本発明において,乳糖分解工程は,培地内の乳糖分解率を70%以上とする工程であることが好ましい。具体的に説明すると,少なくとも培地が発酵温度域(例えば35℃〜50℃)に達した時点において,培地の乳糖分解率を70%以上となることが好ましい。また,例えば,培地殺菌工程の前に乳糖分解工程を行う場合には,培地を殺菌した時点で培地の乳糖分解率は70%以上であることが好ましい。さらに,培地殺菌工程後乳酸菌接種工程の前に乳糖分解工程を行う場合には,培地に乳酸菌を接種した時点で培地の乳糖分解率は70%以上であることが好ましい。
上記のように,本発明では,乳酸菌スターターを製造する際に乳酸菌スターター用の培地に対して乳糖分解を実施し,この乳酸菌スターターを利用して発酵乳を製造することにより,発酵乳におけるブルガリア菌の菌数を増加させることができる。特に,後述する実施例に示されるとおり,ブルガリア菌とサーモフィルス菌を含む発酵乳において,本発明によって製造された乳酸菌スターターを利用することで,ブルガリア菌の増殖を相対的に促進し,サーモフィルス菌の増殖を相対的に抑制することができる。ブルガリア菌とサーモフィルス菌を含む乳酸菌スターターは,継代(菌の植え継ぎ)を重ねるにしたがってサーモフィルス菌の方が優勢になるのが技術常識であったが,本発明によれば,乳酸菌スターターよりも発酵乳のほうがブルガリア菌の比率が高くなる。このため,乳酸菌スターターの製造時に乳糖分解を実施することで,そこに含まれるブルガリア菌の活力(増殖力)が強くなっているものと推察される。このように,本発明は,発酵乳の元となる原料乳に対して乳糖分解を実施するのではなく,乳酸菌スターター用の培地に対して乳糖分解を実施することに特徴がある。ただし,本発明は,原料乳に対して乳糖分解を行うことを除くものではない。なお,従来から,発酵乳の元となる原料乳に対して乳糖分解を実施する技術は知られていた。しかし,これは,原料乳に含まれる乳糖を分解してグルコース及びガラクトースを生成することで発酵乳に甘味を付与することを目的とした技術であり,本発明とは乳糖分解を行う対象と目的が異なる。

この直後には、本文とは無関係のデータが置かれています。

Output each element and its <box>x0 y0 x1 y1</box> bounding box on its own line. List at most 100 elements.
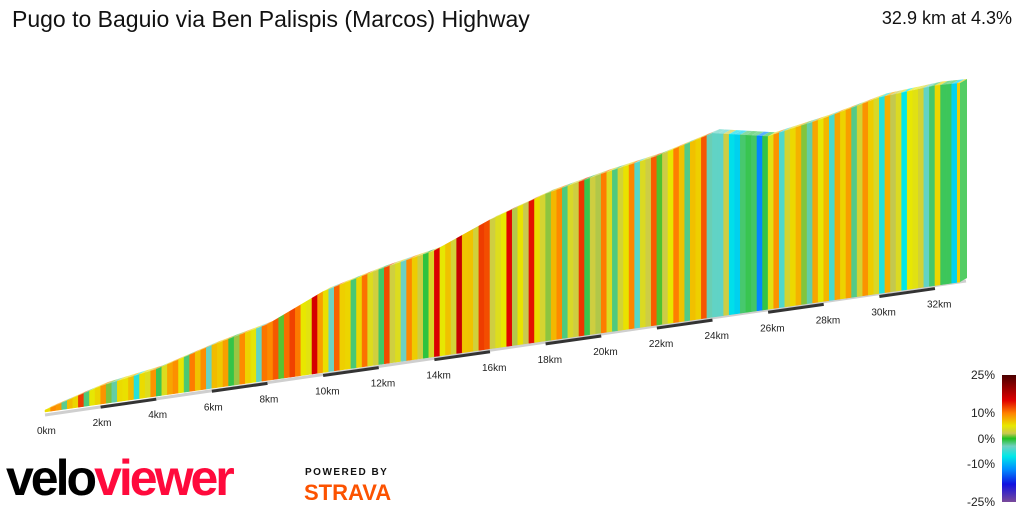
profile-segment-top <box>156 362 169 370</box>
profile-segment-top <box>662 147 675 154</box>
profile-segment-face <box>339 282 346 371</box>
profile-segment-top <box>234 330 247 337</box>
profile-segment-face <box>222 338 229 387</box>
profile-segment-top <box>940 80 954 85</box>
profile-segment-top <box>239 328 253 335</box>
profile-segment-face <box>311 294 318 375</box>
profile-segment-face <box>178 356 185 394</box>
profile-segment-top <box>673 142 687 150</box>
profile-segment-top <box>384 261 397 268</box>
profile-segment-top <box>195 346 208 353</box>
profile-segment-top <box>567 179 581 186</box>
profile-segment-face <box>834 111 841 301</box>
profile-segment-face <box>945 83 952 285</box>
profile-segment-face <box>278 314 285 380</box>
profile-segment-top <box>645 153 659 160</box>
profile-segment-face <box>239 332 246 385</box>
profile-segment-top <box>857 99 870 106</box>
profile-end-cap <box>960 79 967 282</box>
x-tick-label: 22km <box>649 339 673 350</box>
profile-segment-face <box>194 349 201 391</box>
profile-segment-top <box>200 343 214 351</box>
profile-segment-face <box>72 395 79 409</box>
profile-segment-face <box>573 181 580 338</box>
profile-segment-top <box>640 155 653 162</box>
profile-segment-top <box>907 86 920 92</box>
x-tick-label: 30km <box>871 307 895 318</box>
profile-segment-face <box>183 354 190 393</box>
profile-segment-top <box>172 355 186 363</box>
profile-segment-face <box>105 382 112 404</box>
profile-segment-face <box>473 225 480 352</box>
profile-segment-top <box>795 121 809 128</box>
profile-segment-top <box>323 285 336 292</box>
profile-segment-top <box>489 213 503 220</box>
profile-segment-face <box>767 134 774 310</box>
profile-segment-face <box>484 219 491 350</box>
profile-segment-face <box>384 265 391 365</box>
profile-segment-face <box>489 216 496 350</box>
profile-segment-top <box>128 371 141 378</box>
profile-segment-face <box>656 153 663 326</box>
profile-segment-top <box>629 159 642 166</box>
axis-segment-dark <box>100 397 157 409</box>
profile-segment-top <box>56 398 69 406</box>
profile-segment-face <box>300 300 307 376</box>
profile-segment-face <box>395 261 402 363</box>
profile-segment-face <box>417 254 424 360</box>
profile-segment-face <box>712 132 719 318</box>
profile-segment-top <box>189 348 203 355</box>
profile-segment-top <box>840 106 853 113</box>
profile-segment-top <box>578 175 592 182</box>
profile-segment-face <box>829 113 836 301</box>
profile-segment-face <box>956 82 961 283</box>
profile-segment-face <box>695 137 702 320</box>
axis-segment-dark <box>656 318 713 330</box>
profile-segment-top <box>812 116 826 122</box>
profile-segment-top <box>222 335 236 342</box>
profile-segment-face <box>422 252 430 359</box>
distance-axis <box>44 279 967 417</box>
profile-segment-top <box>684 138 698 145</box>
profile-segment-top <box>534 192 548 200</box>
profile-segment-face <box>272 317 279 380</box>
profile-segment-face <box>439 244 446 357</box>
profile-segment-top <box>667 145 681 152</box>
profile-segment-face <box>456 234 463 354</box>
profile-segment-top <box>890 89 904 96</box>
profile-segment-top <box>734 130 748 135</box>
route-summary: 32.9 km at 4.3% <box>881 8 1012 28</box>
profile-segment-face <box>556 187 563 340</box>
profile-segment-face <box>678 144 685 323</box>
profile-segment-top <box>651 152 664 158</box>
profile-segment-face <box>44 407 51 413</box>
profile-segment-face <box>478 222 485 351</box>
profile-segment-face <box>628 162 635 330</box>
profile-segment-face <box>790 126 797 307</box>
profile-segment-face <box>283 310 290 379</box>
profile-segment-face <box>562 185 569 339</box>
profile-segment-top <box>679 140 692 147</box>
profile-segment-face <box>745 134 752 313</box>
profile-segment-face <box>773 132 780 309</box>
profile-segment-face <box>918 87 925 289</box>
axis-segment-dark <box>879 287 936 298</box>
profile-segment-top <box>417 250 431 257</box>
profile-segment-top <box>150 365 164 371</box>
profile-segment-face <box>306 297 313 376</box>
profile-segment-top <box>768 130 781 137</box>
profile-segment-face <box>523 201 530 345</box>
profile-segment-top <box>412 252 425 259</box>
profile-segment-top <box>957 79 967 84</box>
profile-segment-top <box>100 380 114 387</box>
profile-segment-top <box>901 87 915 93</box>
profile-segment-top <box>606 166 620 173</box>
profile-segment-top <box>50 401 64 408</box>
profile-segment-face <box>895 92 902 292</box>
profile-segment-top <box>601 168 614 174</box>
profile-segment-top <box>72 391 86 399</box>
x-tick-label: 18km <box>538 355 562 366</box>
axis-line <box>44 279 967 417</box>
profile-segment-top <box>245 326 258 333</box>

本発明の第2の側面は,発酵乳の製造方法に関する。本発明に係る発酵乳の製造方法は,上記した第1の側面に係る乳酸菌スターターの製造方法により得られた乳酸菌スターターを,発酵乳の製造に利用する。発酵乳の製造する際には,乳酸菌スターターを原料乳に直接接種することしてもよいし,乳酸菌スターターを培地でさらに1回以上培養して,その培養後の次世代以降の乳酸菌スターターを原料乳に接種することしてもよい。
本発明によれば,発酵乳に含まれるブルガリア菌の増殖を促進することができる。また,本発明によれば,ブルガリア菌とサーモフィルス菌を含む発酵乳において,ブルガリア菌の増殖を相対的に促進し,サーモフィルス菌の増殖を相対的に抑制することができる。
図1は,本発明に係る乳酸菌スターターの製造方法及び発酵乳の製造方法に含まれる各工程の一例を示したフロー図である。
以下,図面を用いて本発明を実施するための形態について説明する。本発明は,以下に説明する形態に限定されるものではなく,以下の形態から当業者が自明な範囲で適宜変更したものも含む。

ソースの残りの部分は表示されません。